The rate constant for the decomposition of $N_{2}O_{5}$ at various temperatures is given below:

$T / ^{\circ}C$	$0$	$20$	$40$	$60$	$80$
$10^{5} \times k / s^{-1}$	$0.0787$	$1.70$	$25.7$	$178$	$2140$

Draw a graph between $\ln k$ and $1 / T$ and calculate the values of $A$ and $E_{a}.$ Predict the rate constant at $30^{\circ}C$ and $50^{\circ}C$.

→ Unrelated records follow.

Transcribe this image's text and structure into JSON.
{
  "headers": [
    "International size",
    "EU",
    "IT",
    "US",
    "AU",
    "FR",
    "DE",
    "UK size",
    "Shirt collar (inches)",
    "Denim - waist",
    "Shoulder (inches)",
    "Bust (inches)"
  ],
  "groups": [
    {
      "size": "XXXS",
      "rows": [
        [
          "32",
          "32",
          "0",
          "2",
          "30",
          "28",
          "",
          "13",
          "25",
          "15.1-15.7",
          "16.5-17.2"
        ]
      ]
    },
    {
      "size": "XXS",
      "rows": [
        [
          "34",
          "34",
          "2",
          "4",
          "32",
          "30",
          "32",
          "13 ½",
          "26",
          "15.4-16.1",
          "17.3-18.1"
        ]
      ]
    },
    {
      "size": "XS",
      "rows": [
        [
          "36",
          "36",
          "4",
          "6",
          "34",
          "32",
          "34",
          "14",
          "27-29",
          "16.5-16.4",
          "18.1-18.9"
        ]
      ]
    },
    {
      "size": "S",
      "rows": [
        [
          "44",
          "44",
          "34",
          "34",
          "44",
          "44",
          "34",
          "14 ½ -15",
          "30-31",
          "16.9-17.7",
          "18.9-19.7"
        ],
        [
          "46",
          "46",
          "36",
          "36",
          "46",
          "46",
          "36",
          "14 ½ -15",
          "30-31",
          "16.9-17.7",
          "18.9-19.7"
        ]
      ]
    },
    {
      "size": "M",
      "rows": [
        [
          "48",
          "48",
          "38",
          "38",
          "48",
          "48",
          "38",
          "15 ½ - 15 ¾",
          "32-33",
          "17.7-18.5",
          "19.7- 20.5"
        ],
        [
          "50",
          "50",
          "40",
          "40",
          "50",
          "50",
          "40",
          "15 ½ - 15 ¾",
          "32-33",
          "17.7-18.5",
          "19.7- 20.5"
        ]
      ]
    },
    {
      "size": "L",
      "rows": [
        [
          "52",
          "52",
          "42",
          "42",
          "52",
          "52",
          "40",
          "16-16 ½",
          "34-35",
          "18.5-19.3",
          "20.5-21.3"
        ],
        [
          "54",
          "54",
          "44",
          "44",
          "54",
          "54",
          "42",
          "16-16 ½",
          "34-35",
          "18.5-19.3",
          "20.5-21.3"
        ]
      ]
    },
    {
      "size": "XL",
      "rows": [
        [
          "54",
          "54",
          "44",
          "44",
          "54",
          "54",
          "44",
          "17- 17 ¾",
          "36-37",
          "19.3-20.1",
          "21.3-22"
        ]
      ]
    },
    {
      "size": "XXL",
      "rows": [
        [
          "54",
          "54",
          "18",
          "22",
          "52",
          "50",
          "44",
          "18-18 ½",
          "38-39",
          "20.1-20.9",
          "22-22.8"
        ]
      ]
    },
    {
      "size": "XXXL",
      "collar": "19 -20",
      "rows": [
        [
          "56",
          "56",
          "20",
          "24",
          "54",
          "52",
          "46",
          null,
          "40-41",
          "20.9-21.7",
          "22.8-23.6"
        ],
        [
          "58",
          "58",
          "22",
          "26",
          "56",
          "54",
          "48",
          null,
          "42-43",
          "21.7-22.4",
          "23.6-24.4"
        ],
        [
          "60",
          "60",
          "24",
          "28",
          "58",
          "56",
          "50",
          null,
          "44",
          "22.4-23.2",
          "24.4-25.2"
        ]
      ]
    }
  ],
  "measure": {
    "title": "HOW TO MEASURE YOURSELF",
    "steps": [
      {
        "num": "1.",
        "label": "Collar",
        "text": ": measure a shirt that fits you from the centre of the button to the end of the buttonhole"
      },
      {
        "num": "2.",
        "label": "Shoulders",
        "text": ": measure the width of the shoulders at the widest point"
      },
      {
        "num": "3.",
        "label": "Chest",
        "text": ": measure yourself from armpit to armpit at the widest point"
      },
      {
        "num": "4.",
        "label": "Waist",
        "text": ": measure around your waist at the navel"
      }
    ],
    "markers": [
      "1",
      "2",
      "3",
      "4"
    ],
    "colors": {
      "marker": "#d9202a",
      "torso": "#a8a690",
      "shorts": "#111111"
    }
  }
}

(N/A) From the given data,we calculate the values for the Arrhenius plot:

$T / ^{\circ}C$	$0$	$20$	$40$	$60$	$80$
$T / K$	$273$	$293$	$313$	$333$	$353$
$1/T / K^{-1}$	$3.66 \times 10^{-3}$	$3.41 \times 10^{-3}$	$3.19 \times 10^{-3}$	$3.00 \times 10^{-3}$	$2.83 \times 10^{-3}$
$10^{5} \times k / s^{-1}$	$0.0787$	$1.70$	$25.7$	$178$	$2140$
$\ln k$	$-7.147$	$-4.075$	$-1.359$	$-0.577$	$3.063$

Slope of the line is calculated as $\frac{y_{2}-y_{1}}{x_{2}-x_{1}} \approx -12301 \ K$.
According to the Arrhenius equation,$\text{Slope} = -\frac{E_{a}}{R}$.
$E_{a} = -\text{Slope} \times R = -(-12301 \ K) \times (8.314 \ J \ K^{-1} \ mol^{-1}) \approx 102.27 \ kJ \ mol^{-1}$.
Using $\ln k = \ln A - \frac{E_{a}}{RT}$,we find $\ln A = \ln k + \frac{E_{a}}{RT}$.
At $T = 273 \ K$,$\ln A = -7.147 + \frac{102270}{8.314 \times 273} \approx 37.91$,so $A \approx 2.91 \times 10^{16} \ s^{-1}$.
For $30^{\circ}C$ $(303 \ K)$,$1/T \approx 3.30 \times 10^{-3} \ K^{-1}$,$\ln k \approx -2.8$,$k \approx 6.08 \times 10^{-2} \ s^{-1}$.
For $50^{\circ}C$ $(323 \ K)$,$1/T \approx 3.10 \times 10^{-3} \ K^{-1}$,$\ln k \approx -0.5$,$k \approx 0.607 \ s^{-1}$.